I was recently tasked with updating all of our product descriptions on the MSDN Marketplace site. The requirements were to make sure that all of the product descriptions matched our website exactly and that all of the links included a query string parameter. Manually qualifying and tagging hundreds HREFs and SRCs every quarter is not my idea of a good time; I'd rather write code! Additionally, the MSDN site has some markup quirks that need to be handled consistently.
Manually qualifying and tagging hundreds HREFs and SRCs every quarter is not my idea of a good time…
Fortunately, our website is based on ASP.NET and uses layouts. This means that by changing the layout page and a little code, I was able to reuse the existing content, adjust for the MSDN quirks, and the task became an error-free copy-paste job.
♻ Recycle Content
We use layout pages on our site to ensure the consistency of all of our content pages. Our layout pages hold the page structure as well as specify regions that are required to be defined in the content pages. The body of the content pages are rendered in a layout page when the RenderBody()
is called. Basically, RenderBody()
renders anything that is in the content page that is not enclosed in a @section{}
. This makes it very easy for all of the members of our team to add new and update existing content without having to worry about forgetting required elements or how a certain page type is structured.
You can read more about layout pages on w3schools.com.
The first thing I did was make a copy of our product layout page. Then, I began stripping down all the extra stuff (e.g., Google Analytics script) that was not needed for the MSDN Marketplace product listings. Next, I added the HTML scaffolding that we decided to use.

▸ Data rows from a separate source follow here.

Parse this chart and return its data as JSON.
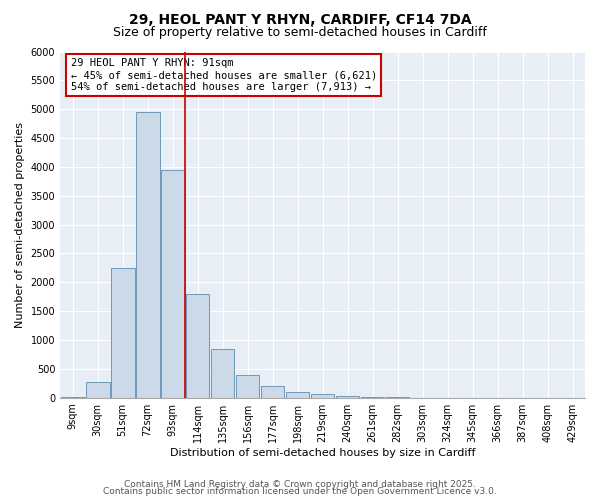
{
  "title_line1": "29, HEOL PANT Y RHYN, CARDIFF, CF14 7DA",
  "title_line2": "Size of property relative to semi-detached houses in Cardiff",
  "xlabel": "Distribution of semi-detached houses by size in Cardiff",
  "ylabel": "Number of semi-detached properties",
  "bar_labels": [
    "9sqm",
    "30sqm",
    "51sqm",
    "72sqm",
    "93sqm",
    "114sqm",
    "135sqm",
    "156sqm",
    "177sqm",
    "198sqm",
    "219sqm",
    "240sqm",
    "261sqm",
    "282sqm",
    "303sqm",
    "324sqm",
    "345sqm",
    "366sqm",
    "387sqm",
    "408sqm",
    "429sqm"
  ],
  "bar_values": [
    5,
    270,
    2250,
    4950,
    3950,
    1800,
    850,
    390,
    200,
    100,
    70,
    30,
    15,
    5,
    2,
    1,
    0,
    0,
    0,
    0,
    0
  ],
  "bar_color": "#ccd9e8",
  "bar_edge_color": "#7099b8",
  "vline_color": "#cc0000",
  "vline_x": 4.5,
  "ylim": [
    0,
    6000
  ],
  "yticks": [
    0,
    500,
    1000,
    1500,
    2000,
    2500,
    3000,
    3500,
    4000,
    4500,
    5000,
    5500,
    6000
  ],
  "annotation_title": "29 HEOL PANT Y RHYN: 91sqm",
  "annotation_line1": "← 45% of semi-detached houses are smaller (6,621)",
  "annotation_line2": "54% of semi-detached houses are larger (7,913) →",
  "annotation_box_facecolor": "#ffffff",
  "annotation_box_edgecolor": "#cc0000",
  "footer_line1": "Contains HM Land Registry data © Crown copyright and database right 2025.",
  "footer_line2": "Contains public sector information licensed under the Open Government Licence v3.0.",
  "bg_color": "#ffffff",
  "plot_bg_color": "#e8eef5",
  "grid_color": "#ffffff",
  "title_fontsize": 10,
  "subtitle_fontsize": 9,
  "axis_label_fontsize": 8,
  "tick_fontsize": 7,
  "annotation_fontsize": 7.5,
  "footer_fontsize": 6.5
}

At this point, I was ready to process the links and fix the marketplace specific quirks, but I was not sure how. The content is rendered directly in the layout page, so I was not exactly sure where I could modify it. I began digging more into the RenderPage()
function and noticed that it returns a System.Web.WebPages.HelperResult
. Reading the documentation for HelperResult
shows that it is just for the framework's internal use. Since only our team would be using the results, I intrepidly ignored the warnings in the documentation.

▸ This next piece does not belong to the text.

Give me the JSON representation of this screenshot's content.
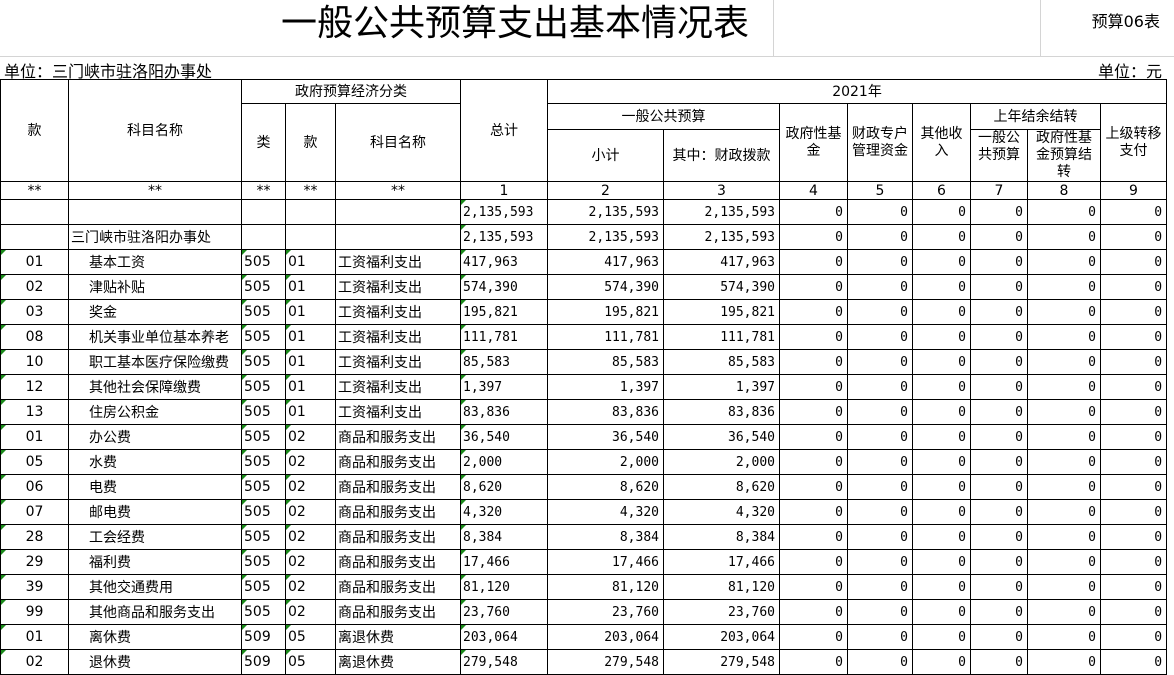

I intrepidly ignored the warnings in the documentation
Instead of directly returning the results of RenderBody()
into the layout, I returned the results into a variable. With very little trial and error, I was able to render that variable in the layout with a call to Html.Raw()
.
Here is how:
Layout Page
@{
var bodyHtmlHelper = RenderBody();
var bodyHtml = bodyHtmlHelper.ToHtmlString();
}
<td style="padding: 15px; vertical-align: top;">
@Html.Raw(bodyHtml)
<p>
<a href="@GetLinkToPage()">Get more information at @GetLinkToPage(false)</a>
</p>
</td>
Now that I knew it was possible to get the HTML results from RenderBody()
and still render it in the layout, I was ready to try to update the HTML. (By the way, this same idea can be applied to RenderSection()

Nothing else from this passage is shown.